Cresset Discovery in silico methods offer several benefits to standard in vivo/in vitro assays for drug discovery, which are the driving force behind the collaboration. Screening millions of potential drug-like molecules is extremely time consuming and costly in a wet lab, while computational methods can offer similar conclusions in a much lower timeframe and at a fraction of the cost. Cresset’s task was to identify ‘hits’, i.e., molecules that are likely to show good activity against the tryptophanase target, with low toxicity (side effects), and that can easily enter the bacterial cell. To do this, the team used Cresset’s proprietary eXtended Electron Distribution (XED) force field3 to accurately map points of electrostatic extrema and hydrophobicity, on to six million candidate compounds from a chemical database. These points, known as field points, allow for rapid comparison of the important physical properties of the six million candidate compounds, and compounds that are already known to be active against the tryptophanase enzyme. This allowed Cresset Discovery scientists to quickly identify possible ‘lead’ compounds for further analysis, thus drastically increasing time and cost efficiency at later stages in the wet lab.

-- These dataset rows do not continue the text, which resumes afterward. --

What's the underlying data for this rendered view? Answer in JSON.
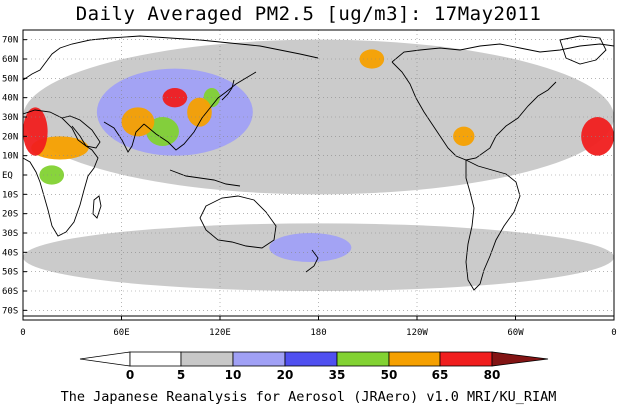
{
  "title": "Daily Averaged PM2.5 [ug/m3]: 17May2011",
  "credit": "The Japanese Reanalysis for Aerosol (JRAero) v1.0 MRI/KU_RIAM",
  "map": {
    "projection": "equirectangular",
    "lon_range": [
      0,
      360
    ],
    "lat_range": [
      -75,
      75
    ],
    "grid": true,
    "lat_ticks": [
      {
        "lat": 70,
        "label": "70N"
      },
      {
        "lat": 60,
        "label": "60N"
      },
      {
        "lat": 50,
        "label": "50N"
      },
      {
        "lat": 40,
        "label": "40N"
      },
      {
        "lat": 30,
        "label": "30N"
      },
      {
        "lat": 20,
        "label": "20N"
      },
      {
        "lat": 10,
        "label": "10N"
      },
      {
        "lat": 0,
        "label": "EQ"
      },
      {
        "lat": -10,
        "label": "10S"
      },
      {
        "lat": -20,
        "label": "20S"
      },
      {
        "lat": -30,
        "label": "30S"
      },
      {
        "lat": -40,
        "label": "40S"
      },
      {
        "lat": -50,
        "label": "50S"
      },
      {
        "lat": -60,
        "label": "60S"
      },
      {
        "lat": -70,
        "label": "70S"
      }
    ],
    "lon_ticks": [
      {
        "lon": 0,
        "label": "0"
      },
      {
        "lon": 60,
        "label": "60E"
      },
      {
        "lon": 120,
        "label": "120E"
      },
      {
        "lon": 180,
        "label": "180"
      },
      {
        "lon": 240,
        "label": "120W"
      },
      {
        "lon": 300,
        "label": "60W"
      },
      {
        "lon": 360,
        "label": "0"
      }
    ]
  },
  "legend": {
    "units": "ug/m3",
    "bins": [
      {
        "upper": 0,
        "color": "#ffffff"
      },
      {
        "upper": 5,
        "color": "#ffffff"
      },
      {
        "upper": 10,
        "color": "#c8c8c8"
      },
      {
        "upper": 20,
        "color": "#a0a0f5"
      },
      {
        "upper": 35,
        "color": "#5050f0"
      },
      {
        "upper": 50,
        "color": "#82d232"
      },
      {
        "upper": 65,
        "color": "#f5a000"
      },
      {
        "upper": 80,
        "color": "#f01e1e"
      },
      {
        "upper": null,
        "color": "#821414"
      }
    ],
    "labels": [
      "0",
      "5",
      "10",
      "20",
      "35",
      "50",
      "65",
      "80"
    ]
  },
  "chart_data": {
    "type": "heatmap",
    "title": "Daily Averaged PM2.5 [ug/m3]: 17May2011",
    "variable": "PM2.5",
    "units": "ug/m3",
    "date": "17May2011",
    "regions": [
      {
        "lon": [
          0,
          15
        ],
        "lat": [
          10,
          35
        ],
        "level": 80
      },
      {
        "lon": [
          5,
          40
        ],
        "lat": [
          8,
          20
        ],
        "level": 65
      },
      {
        "lon": [
          10,
          25
        ],
        "lat": [
          -5,
          5
        ],
        "level": 50
      },
      {
        "lon": [
          60,
          80
        ],
        "lat": [
          20,
          35
        ],
        "level": 65
      },
      {
        "lon": [
          75,
          95
        ],
        "lat": [
          15,
          30
        ],
        "level": 50
      },
      {
        "lon": [
          85,
          100
        ],
        "lat": [
          35,
          45
        ],
        "level": 80
      },
      {
        "lon": [
          100,
          115
        ],
        "lat": [
          25,
          40
        ],
        "level": 65
      },
      {
        "lon": [
          110,
          120
        ],
        "lat": [
          35,
          45
        ],
        "level": 50
      },
      {
        "lon": [
          205,
          220
        ],
        "lat": [
          55,
          65
        ],
        "level": 65
      },
      {
        "lon": [
          262,
          275
        ],
        "lat": [
          15,
          25
        ],
        "level": 65
      },
      {
        "lon": [
          340,
          360
        ],
        "lat": [
          10,
          30
        ],
        "level": 80
      },
      {
        "lon": [
          45,
          140
        ],
        "lat": [
          10,
          55
        ],
        "level": 20
      },
      {
        "lon": [
          150,
          200
        ],
        "lat": [
          -45,
          -30
        ],
        "level": 20
      },
      {
        "lon": [
          0,
          360
        ],
        "lat": [
          -60,
          -25
        ],
        "level": 10
      },
      {
        "lon": [
          0,
          360
        ],
        "lat": [
          -10,
          70
        ],
        "level": 10
      }
    ]
  }
}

Figure 3: a) molecule in 3D space, b) Cresset’s XED forcefield can be used to accurately map the molecular interaction potential around the molecule, c) the surfaces contain lots of unnecessary information – we can assign field points to represent the extrema, d) this simplified representation can be used to rapidly screen against millions of compounds from a chemical database.
The Cresset Discovery team continue to work closely with the Summers group as potential drug candidates are progressed towards clinical trials. We thank the Summers group and the University of Cambridge for their continued partnership.